Le confinement forcé a condamné des centaines de millions de travailleurs journaliers à retourner dans leur campagne. Ce sont de 100 à 150 millions de travailleurs pauvres qui ont été jetés sur les routes, affamés et en recherche de travail. 

C’est dans ce contexte que le gouvernement s’attaque désormais à la paysannerie. La libéralisation du commerce agricole va écraser la petite propriété paysanne, spéculer sur les prix, renforcer les grands groupes alimentaires, et ce sont évidemment les travailleurs indiens qui en payeront le prix ! Cette nouvelle loi dans les conditions actuelles risque d’entrainer de nouvelles famines dans le pays déjà ravagé par la misère avec des millions de travailleurs pauvres : 800 millions d’habitants vivent avec moins de deux euros par jours, 163 millions n’ont pas accès à l’eau potable, 75 millions sont chômeurs. 
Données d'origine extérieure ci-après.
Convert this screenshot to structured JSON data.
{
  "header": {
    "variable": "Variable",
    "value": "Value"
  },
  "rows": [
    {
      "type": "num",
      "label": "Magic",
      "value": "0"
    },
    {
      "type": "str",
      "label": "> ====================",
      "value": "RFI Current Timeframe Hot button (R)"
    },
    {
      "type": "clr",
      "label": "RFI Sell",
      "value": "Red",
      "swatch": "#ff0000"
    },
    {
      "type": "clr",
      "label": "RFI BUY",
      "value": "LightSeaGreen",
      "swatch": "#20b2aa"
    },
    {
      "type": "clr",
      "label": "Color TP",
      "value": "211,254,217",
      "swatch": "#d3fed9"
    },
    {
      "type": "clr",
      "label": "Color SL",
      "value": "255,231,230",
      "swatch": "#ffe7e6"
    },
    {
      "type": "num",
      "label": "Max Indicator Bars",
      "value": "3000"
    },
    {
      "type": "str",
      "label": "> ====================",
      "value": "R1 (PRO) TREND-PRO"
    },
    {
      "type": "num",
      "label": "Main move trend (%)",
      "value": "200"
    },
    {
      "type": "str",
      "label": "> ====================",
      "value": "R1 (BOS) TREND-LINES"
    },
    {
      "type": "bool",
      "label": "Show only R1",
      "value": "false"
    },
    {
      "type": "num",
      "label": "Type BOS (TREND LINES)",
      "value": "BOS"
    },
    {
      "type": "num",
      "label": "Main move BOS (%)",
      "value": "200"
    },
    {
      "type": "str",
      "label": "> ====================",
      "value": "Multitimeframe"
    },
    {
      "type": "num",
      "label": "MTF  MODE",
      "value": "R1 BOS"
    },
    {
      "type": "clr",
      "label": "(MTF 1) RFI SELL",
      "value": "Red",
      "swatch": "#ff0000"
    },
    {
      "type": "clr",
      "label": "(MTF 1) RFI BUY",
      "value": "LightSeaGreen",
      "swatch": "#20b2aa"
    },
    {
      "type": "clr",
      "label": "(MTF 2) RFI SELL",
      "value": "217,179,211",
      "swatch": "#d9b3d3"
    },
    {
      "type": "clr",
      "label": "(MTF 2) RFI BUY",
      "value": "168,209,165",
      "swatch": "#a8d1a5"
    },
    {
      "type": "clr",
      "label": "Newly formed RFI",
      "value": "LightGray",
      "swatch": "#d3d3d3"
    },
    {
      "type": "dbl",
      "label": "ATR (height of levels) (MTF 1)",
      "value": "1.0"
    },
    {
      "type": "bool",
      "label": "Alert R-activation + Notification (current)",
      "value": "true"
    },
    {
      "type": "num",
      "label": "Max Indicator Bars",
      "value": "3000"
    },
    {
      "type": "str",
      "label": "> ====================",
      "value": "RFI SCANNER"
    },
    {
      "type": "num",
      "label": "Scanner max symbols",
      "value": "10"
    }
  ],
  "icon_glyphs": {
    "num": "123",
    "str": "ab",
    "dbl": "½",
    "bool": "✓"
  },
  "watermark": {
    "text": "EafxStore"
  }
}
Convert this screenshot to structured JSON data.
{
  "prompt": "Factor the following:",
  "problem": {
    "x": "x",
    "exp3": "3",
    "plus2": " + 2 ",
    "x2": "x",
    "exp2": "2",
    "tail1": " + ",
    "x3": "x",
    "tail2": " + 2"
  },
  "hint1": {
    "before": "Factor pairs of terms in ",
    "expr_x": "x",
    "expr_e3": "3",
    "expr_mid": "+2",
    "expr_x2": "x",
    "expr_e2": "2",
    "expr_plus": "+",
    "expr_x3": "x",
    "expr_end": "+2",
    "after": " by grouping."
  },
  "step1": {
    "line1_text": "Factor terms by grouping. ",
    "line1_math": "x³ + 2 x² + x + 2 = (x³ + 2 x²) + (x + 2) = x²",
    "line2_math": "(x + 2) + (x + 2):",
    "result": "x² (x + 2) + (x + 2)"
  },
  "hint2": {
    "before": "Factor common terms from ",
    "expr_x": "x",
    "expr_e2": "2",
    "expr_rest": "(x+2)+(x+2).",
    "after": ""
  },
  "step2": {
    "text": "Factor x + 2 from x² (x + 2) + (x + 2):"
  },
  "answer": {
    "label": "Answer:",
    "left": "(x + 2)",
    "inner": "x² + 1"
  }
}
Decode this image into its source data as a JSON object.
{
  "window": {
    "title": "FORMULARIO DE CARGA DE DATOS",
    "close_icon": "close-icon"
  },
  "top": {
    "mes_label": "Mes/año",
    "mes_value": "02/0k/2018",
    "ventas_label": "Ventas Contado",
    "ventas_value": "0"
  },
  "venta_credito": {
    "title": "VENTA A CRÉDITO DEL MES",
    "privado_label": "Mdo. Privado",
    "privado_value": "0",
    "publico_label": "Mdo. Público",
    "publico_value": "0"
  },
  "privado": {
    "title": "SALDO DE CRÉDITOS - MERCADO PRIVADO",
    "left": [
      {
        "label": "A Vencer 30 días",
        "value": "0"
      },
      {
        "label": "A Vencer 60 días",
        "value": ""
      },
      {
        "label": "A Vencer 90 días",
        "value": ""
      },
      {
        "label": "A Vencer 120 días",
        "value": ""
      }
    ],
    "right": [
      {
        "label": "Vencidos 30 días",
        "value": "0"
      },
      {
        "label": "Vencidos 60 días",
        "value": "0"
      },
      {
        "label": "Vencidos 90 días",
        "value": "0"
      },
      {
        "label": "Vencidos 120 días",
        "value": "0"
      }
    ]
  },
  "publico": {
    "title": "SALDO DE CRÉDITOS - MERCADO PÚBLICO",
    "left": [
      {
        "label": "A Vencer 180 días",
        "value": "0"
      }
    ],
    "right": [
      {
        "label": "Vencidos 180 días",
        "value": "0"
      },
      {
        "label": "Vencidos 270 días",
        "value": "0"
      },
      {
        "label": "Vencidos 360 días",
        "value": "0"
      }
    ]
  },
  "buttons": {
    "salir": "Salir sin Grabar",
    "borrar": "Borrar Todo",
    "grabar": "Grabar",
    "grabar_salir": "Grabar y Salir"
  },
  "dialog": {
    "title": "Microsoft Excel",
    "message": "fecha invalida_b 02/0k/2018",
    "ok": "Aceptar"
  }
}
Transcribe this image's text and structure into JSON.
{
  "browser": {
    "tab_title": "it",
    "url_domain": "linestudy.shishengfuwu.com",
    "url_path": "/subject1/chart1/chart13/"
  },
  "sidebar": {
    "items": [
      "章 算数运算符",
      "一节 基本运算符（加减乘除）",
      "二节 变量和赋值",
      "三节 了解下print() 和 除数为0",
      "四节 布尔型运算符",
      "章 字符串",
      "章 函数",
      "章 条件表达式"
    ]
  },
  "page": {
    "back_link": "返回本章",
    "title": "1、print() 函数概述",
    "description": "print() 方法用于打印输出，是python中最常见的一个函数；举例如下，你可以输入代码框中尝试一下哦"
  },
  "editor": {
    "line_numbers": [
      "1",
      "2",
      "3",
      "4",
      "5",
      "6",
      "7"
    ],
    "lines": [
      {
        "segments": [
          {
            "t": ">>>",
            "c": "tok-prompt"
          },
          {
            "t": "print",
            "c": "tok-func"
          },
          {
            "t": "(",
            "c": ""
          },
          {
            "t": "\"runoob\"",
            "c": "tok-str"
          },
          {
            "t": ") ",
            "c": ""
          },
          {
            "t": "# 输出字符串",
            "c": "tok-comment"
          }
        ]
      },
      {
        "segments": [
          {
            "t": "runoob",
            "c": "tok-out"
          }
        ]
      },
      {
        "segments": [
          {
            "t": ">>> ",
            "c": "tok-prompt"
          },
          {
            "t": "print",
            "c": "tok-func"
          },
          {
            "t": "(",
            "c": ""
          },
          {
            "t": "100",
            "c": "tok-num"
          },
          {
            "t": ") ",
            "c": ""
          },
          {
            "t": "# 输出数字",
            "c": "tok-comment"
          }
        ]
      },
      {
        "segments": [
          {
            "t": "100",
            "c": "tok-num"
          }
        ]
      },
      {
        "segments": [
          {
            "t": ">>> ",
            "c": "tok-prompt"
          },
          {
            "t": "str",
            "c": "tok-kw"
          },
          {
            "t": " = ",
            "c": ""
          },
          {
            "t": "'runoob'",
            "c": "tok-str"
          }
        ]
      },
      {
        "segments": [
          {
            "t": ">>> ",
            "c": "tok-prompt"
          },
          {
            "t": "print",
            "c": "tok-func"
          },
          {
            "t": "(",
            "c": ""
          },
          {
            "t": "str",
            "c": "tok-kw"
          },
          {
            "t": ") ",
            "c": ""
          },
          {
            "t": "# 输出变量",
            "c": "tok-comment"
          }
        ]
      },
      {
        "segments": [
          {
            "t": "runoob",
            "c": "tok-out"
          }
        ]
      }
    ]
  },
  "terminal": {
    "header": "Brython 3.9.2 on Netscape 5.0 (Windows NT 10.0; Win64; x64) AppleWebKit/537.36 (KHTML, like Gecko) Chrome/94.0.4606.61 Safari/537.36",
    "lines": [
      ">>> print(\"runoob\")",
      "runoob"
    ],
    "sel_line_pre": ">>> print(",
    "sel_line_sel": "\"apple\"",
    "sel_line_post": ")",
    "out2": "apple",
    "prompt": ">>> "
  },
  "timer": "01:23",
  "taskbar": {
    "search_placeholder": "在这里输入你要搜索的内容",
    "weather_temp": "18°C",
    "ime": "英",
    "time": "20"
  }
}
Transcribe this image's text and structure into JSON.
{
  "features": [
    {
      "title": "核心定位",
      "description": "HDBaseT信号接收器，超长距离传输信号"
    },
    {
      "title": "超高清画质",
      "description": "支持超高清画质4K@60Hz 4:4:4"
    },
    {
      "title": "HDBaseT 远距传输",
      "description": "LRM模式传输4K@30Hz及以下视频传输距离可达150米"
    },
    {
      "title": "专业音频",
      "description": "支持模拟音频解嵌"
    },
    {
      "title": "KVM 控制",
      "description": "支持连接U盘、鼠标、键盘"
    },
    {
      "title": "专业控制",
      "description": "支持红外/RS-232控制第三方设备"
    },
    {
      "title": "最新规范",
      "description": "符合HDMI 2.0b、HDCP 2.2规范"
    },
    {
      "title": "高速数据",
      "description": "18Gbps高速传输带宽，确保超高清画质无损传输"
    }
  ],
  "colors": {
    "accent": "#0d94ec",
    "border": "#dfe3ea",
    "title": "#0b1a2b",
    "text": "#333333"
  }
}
Blocage des cheminots de Kolkata : 


Face à cette nouvelle attaque, des centaines de millions de paysans du pays ont tenté de converger vers la capitale New Delhi, mais dans les Etats gouvernés par le parti conservateur au pouvoir (l’Inde est un état fédéral avec différents états), la police a empêché l’entrée des paysans dans le territoire de la capitale de Delhi. Les paysans mobilisés ont donc depuis lors bloqué les principales entrées de la ville avec leurs tracteurs et camions jusqu'à ce que leurs revendications soient satisfaites.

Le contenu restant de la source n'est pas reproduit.